Surrealist painter or visual poet?

Several days ago, while chatting with a friend we broached the subject of  who is the greatest artist ever. We used the term ‘artist’ to mean painter. Now this chap is a research psychologist and his bent is to lean toward artists that have started multiple schools of painting. His first choice was Picasso. Me, being a perfect contrarian, retaliated with “no way”.  He rattled off the names of some of the accomplishments of Mr Picasso, and I of course continued to babble against that notion.

 

Thinking about the question, which of course has no answer, I thought then about some of the most underrated artists and why no one pays them much mind. In this category my hero is Renee Magritte.

Magritte was for the most part classified as a surrealist, but I would call him more of a poetic painter. A writer of poetry and philosophy using paint and brush as his medium.

To put things in perspective, Magritte, was born in 1898 and lived into the late 1960s, 1967 to be exact. His first years were in Belgium and later he moved on to Paris.

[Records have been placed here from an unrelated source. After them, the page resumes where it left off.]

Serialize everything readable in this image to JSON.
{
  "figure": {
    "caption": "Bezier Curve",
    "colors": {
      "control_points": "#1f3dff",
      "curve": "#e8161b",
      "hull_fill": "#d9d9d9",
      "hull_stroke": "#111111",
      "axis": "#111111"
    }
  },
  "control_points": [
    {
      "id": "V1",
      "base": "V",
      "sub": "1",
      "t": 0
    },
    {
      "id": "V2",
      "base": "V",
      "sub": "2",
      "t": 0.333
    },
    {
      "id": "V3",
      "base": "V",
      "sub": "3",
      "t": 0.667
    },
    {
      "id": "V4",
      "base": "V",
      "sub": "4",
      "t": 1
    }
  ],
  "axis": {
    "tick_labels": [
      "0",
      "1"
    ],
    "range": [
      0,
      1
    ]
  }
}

He spent a great deal of time with the Surrealists of Andre Breton, Max Ernst,  Giorgio deChirico and Picasso, along with Meret Oppenheim and Kaye Sage. Duchamp was in this group for a while, but openly declared himself ‘Not A Surrealist’…

Magritte was a studio-less painter. He did not paint in a wonderful studio covered with sketches and drawing and large skylights opening on to the Parisian nightscape. Instead, he painted in his home and as he said, “I am an artist, not a house painter, I do not spill paint on the carpet!”  True to his word he did not.